The sustainable management of contaminated tungsten mine tailings requires plant species that can tolerate potentially toxic elements and reduce their environmental mobility. However, the physiological tolerance and element-partitioning patterns of invasive plants in tungsten tailings remain insufficiently understood, and their potential use must be evaluated cautiously because of ecological risks. In this study, the invasive plant Sphagneticola trilobata was collected from metalliferous areas (M; tailings-impacted) and non-metalliferous areas (NM; non-tailings) in the Lianhuashan tungsten mining area. We compared organ-level accumulation patterns of arsenic (As), copper (Cu), iron (Fe), and other trace elements, together with leaf physiological and biochemical responses. Soil data from the same contaminated zone confirmed severe enrichment of As, tungsten (W), Cu, cadmium (Cd), zinc (Zn) and lead (Pb) in the metalliferous area. S. trilobata showed clear organ- and element-specific partitioning. As tended to accumulate more strongly in aboveground tissues, whereas Cu and Fe showed preferential retention in roots.

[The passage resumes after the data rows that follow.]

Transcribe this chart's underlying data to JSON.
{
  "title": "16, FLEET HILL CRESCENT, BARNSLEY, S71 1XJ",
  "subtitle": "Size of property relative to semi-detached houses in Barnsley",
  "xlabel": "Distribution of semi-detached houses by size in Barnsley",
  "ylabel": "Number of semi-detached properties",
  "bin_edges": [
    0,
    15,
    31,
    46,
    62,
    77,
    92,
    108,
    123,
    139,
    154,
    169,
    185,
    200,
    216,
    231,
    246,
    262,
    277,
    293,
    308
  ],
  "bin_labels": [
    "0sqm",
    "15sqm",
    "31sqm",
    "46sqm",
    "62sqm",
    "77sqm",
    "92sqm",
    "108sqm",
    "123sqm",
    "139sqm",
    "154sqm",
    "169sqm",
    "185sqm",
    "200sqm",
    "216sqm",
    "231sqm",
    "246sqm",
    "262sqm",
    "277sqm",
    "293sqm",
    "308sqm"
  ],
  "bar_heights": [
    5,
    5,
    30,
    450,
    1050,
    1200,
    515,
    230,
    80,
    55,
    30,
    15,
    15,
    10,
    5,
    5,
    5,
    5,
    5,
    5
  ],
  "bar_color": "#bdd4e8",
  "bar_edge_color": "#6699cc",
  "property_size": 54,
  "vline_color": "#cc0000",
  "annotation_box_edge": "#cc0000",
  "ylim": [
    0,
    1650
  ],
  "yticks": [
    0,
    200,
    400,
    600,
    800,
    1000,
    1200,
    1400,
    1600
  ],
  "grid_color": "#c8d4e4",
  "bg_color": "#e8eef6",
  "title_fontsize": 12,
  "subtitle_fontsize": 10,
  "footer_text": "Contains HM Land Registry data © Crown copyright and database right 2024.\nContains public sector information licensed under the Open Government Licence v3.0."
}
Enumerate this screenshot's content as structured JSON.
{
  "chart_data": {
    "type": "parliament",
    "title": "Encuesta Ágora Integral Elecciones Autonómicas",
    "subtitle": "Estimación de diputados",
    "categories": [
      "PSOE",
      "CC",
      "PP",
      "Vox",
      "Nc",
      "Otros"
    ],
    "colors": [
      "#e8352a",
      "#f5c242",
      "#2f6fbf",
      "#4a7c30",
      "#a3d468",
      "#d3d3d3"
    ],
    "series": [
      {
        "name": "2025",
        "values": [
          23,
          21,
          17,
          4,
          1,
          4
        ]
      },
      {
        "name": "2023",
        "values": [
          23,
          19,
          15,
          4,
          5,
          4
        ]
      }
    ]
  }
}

Bioaccumulation factor (BAF) and translocation factor (TF) analyses further indicated that Cu had the clearest phytostabilization-related pattern, with a root BAF greater than 1 and TF values lower than 1; Fe showed root retention but low BAF values, whereas As showed stronger aboveground translocation. Plants from M areas also showed elevated malondialdehyde content and relative membrane leakage, reduced chlorophyll fluorescence and photosynthetic performance, and enhanced activities of antioxidant enzymes and contents of antioxidant metabolites. These results indicate that S. trilobata can maintain physiological activity under As, Cu and Fe associated stress by activating enzymatic and non-enzymatic antioxidant defenses, although photosynthetic function remains inhibited. Overall, the findings suggest element-specific phytostabilization potential of S. trilobata , especially for Cu, in contaminated tungsten tailings where the species is already established. Field-scale use should nevertheless be evaluated cautiously through long-term monitoring, biomass-based assessment and ecological risk control.